Nota sobre monoteísmo e politeísmo (por Daniel Placido)


Edward Butler (2021) considera que o termo “teologia”, criado por Platão e Aristóteles, inicialmente se referia à uma pluralidade de deuses, à luz do politeísmo, e não tem relação com um Deus único criador, tal como a teologia posterior irá entendê-lo. Ainda que exista uma reflexão de matiz platônica sutil sobre o Uno, este não se confunde com uma unidade numérica, tampouco com o Ser, nem com qualquer objeto, sendo na verdade o princípio de individuação que permite a multiplicidade, sem relação com a concepção  teológica de um Deus único.


Em uma linha de pensamento análoga, Henry Corbin (2003) faz uma crítica interessante à visão monoteísta na obra “Paradoxo do monoteísmo”. Corbin considera que o monoteísmo puramente exotérico e catafático, em sua tentativa de racionalizar o mistério divino em termos teológicos, leva à morte niilista de Deus. A visão sobre o Deus-uno, para ser aceitável, pressupõe acompanhamento de uma teologia apofática que, através de uma teosofia, mantenha inefável e vivo o mistério divino, na qual, ademais, o Uno não é entificado e não exclui, assim, o múltiplo. Essa critica é ainda mais interessante ao considerarmos que Corbin era protestante e dedicou sua vida ao estudo do esoterismo nas tradições originadas em Abraão, em cujo núcleo convergente via o sentido do mito do Graal.




O tema também é abordado por Jan Assmann na obra “O preço do monoteísmo” (2021), na qual defende que o surgimento do monoteísmo, ou seja, “a distinção mosaica”, significa uma ruptura revolucionária na história das religiões, tratando-se de uma tradição ao mesmo tempo exclusivista e universal, incapaz de co-existir com outras no mesmo espaço religioso, implicando, ao contrário do politeísmo, em exclusão e heresia de outras narrativas e concepções.


Concordo que o politeísmo, por exemplo , o helênico, de fato pode ser considerado essencialmente pluralista, já que co-existiu e mesmo assimilou elementos de diversas tradições, sobretudo as de origem oriental, mas, devido à polêmica aberta contra o cristianismo (especialmente Plotino, Porfírio e Juliano), talvez isso revele o limite de sua abrangência.

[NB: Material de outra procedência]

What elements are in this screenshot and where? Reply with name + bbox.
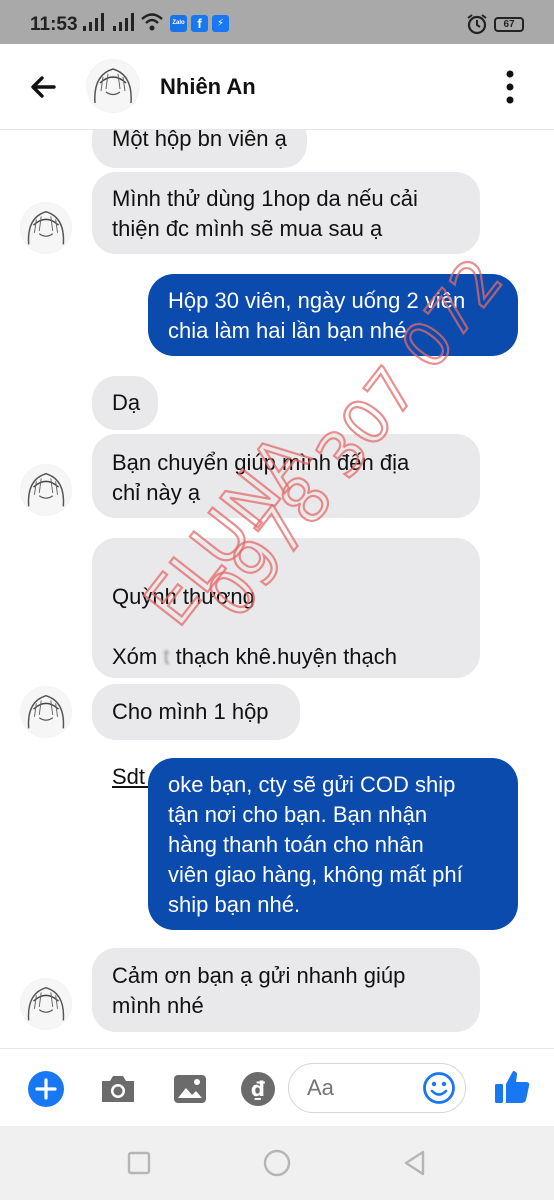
message-bubble-incoming[interactable]: Cảm ơn bạn ạ gửi nhanh giúp mình nhé [92,948,480,1032]
message-bubble-incoming[interactable]: Mình thử dùng 1hop da nếu cải thiện đc m… [92,172,480,254]
wifi-icon [141,13,163,31]
message-bubble-outgoing[interactable]: oke bạn, cty sẽ gửi COD ship tận nơi cho… [148,758,518,930]
svg-text:₫: ₫ [251,1077,265,1101]
message-bubble-incoming[interactable]: Cho mình 1 hộp [92,684,300,740]
more-options-icon[interactable] [498,68,522,106]
gallery-icon[interactable] [170,1069,210,1109]
home-icon[interactable] [262,1148,292,1178]
message-bubble-incoming[interactable]: Một hộp bn viên ạ [92,130,307,168]
contact-avatar-small [20,686,72,738]
facebook-icon: f [191,15,208,32]
contact-avatar[interactable] [86,59,140,113]
message-bubble-incoming[interactable]: Quỳnh thương Xóm t thạch khê.huyện thạch… [92,538,480,789]
status-bar: 11:53 Zalo f ⚡ 67 [0,0,554,44]
signal-icon [83,13,104,31]
payment-dong-icon[interactable]: ₫ [238,1069,278,1109]
contact-avatar-small [20,978,72,1030]
plus-icon[interactable] [26,1069,66,1109]
redacted-text: t [163,644,170,669]
like-thumb-icon[interactable] [492,1067,532,1107]
status-time: 11:53 [30,14,78,35]
contact-avatar-small [20,202,72,254]
camera-icon[interactable] [98,1069,138,1109]
emoji-icon[interactable] [422,1071,456,1105]
chat-header: Nhiên An [0,44,554,130]
message-bubble-incoming[interactable]: Bạn chuyển giúp mình đến địa chỉ này ạ [92,434,480,518]
address-line: Xóm t thạch khê.huyện thạch [112,644,398,669]
messenger-icon: ⚡ [212,15,229,32]
zalo-icon: Zalo [170,15,187,32]
contact-avatar-small [20,464,72,516]
alarm-icon [467,14,487,35]
back-triangle-icon[interactable] [400,1148,430,1178]
recent-apps-icon[interactable] [124,1148,154,1178]
message-list[interactable]: Một hộp bn viên ạ Mình thử dùng 1hop da … [0,130,554,1048]
message-composer: ₫ [0,1048,554,1126]
signal-icon [113,13,134,31]
address-name-line: Quỳnh thương [112,584,255,609]
back-arrow-icon[interactable] [28,72,58,102]
message-bubble-outgoing[interactable]: Hộp 30 viên, ngày uống 2 viên chia làm h… [148,274,518,356]
contact-name[interactable]: Nhiên An [160,74,256,100]
system-nav-bar [0,1126,554,1200]
battery-indicator: 67 [494,17,524,32]
message-bubble-incoming[interactable]: Dạ [92,376,158,430]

Por outro lado, o cristianismo, conforme tornou-se a religião oficial no Império romano, acabou por proibir outros cultos e tradições, inclusive ao fechar a Escola Platônica.

Ainda para Assmann, uma tentativa ulterior de suspender a distinção mosaica levou ao surgimento da Filosofia Perene de Marsilio Ficino e outros autores renascentistas, já que implicitamente aceitaria que o passado pagão antes do cristianismo não poderia ser anulado, e então as múltiplas tradições se equilibram, porque derivam da mesma fonte, de forma linear ou não.

Contudo, a meu ver, nem mesmo a Filosofia Perene consegue dar conta de contradições, divergências e irredutibilidades entre as tradições e dentro delas, resultando em uma unidade artificial e arbitrária, quando não em puro ecletismo teórico. A solução mais modesta, em minha opinião, seria aceitar as diferenças entre tradições e procurar criar um espaço comum de diálogo e convivência sem a pretensão de identidade. Isso é possível através da teologia comparada, da filosofia intercultural e do ecumenismo. Trata-se de encontrar elementos de comparação e convergência entre tradições, assim como ressaltar as diferenças, sem a tentação de encontrar algum tipo de fundamento metafísico único subjacente a todas elas.

 

Bibliografia

ASSMANN, Jan. O preço do monoteísmo. Rio de Janeiro: Contraponto, 2021.

BUTLER, Edward. A polêmica contra o politeísmo. Anãnsi: Revista de Filosofia, [S. l.], v. 2, n. 2, p. 208–221, 2021. Disponível em: https://revistas.uneb.br/index.php/anansi/article/view/13462

CORBIN, Henry. La paradoja del monoteismo. Madrid: Losada, 2003.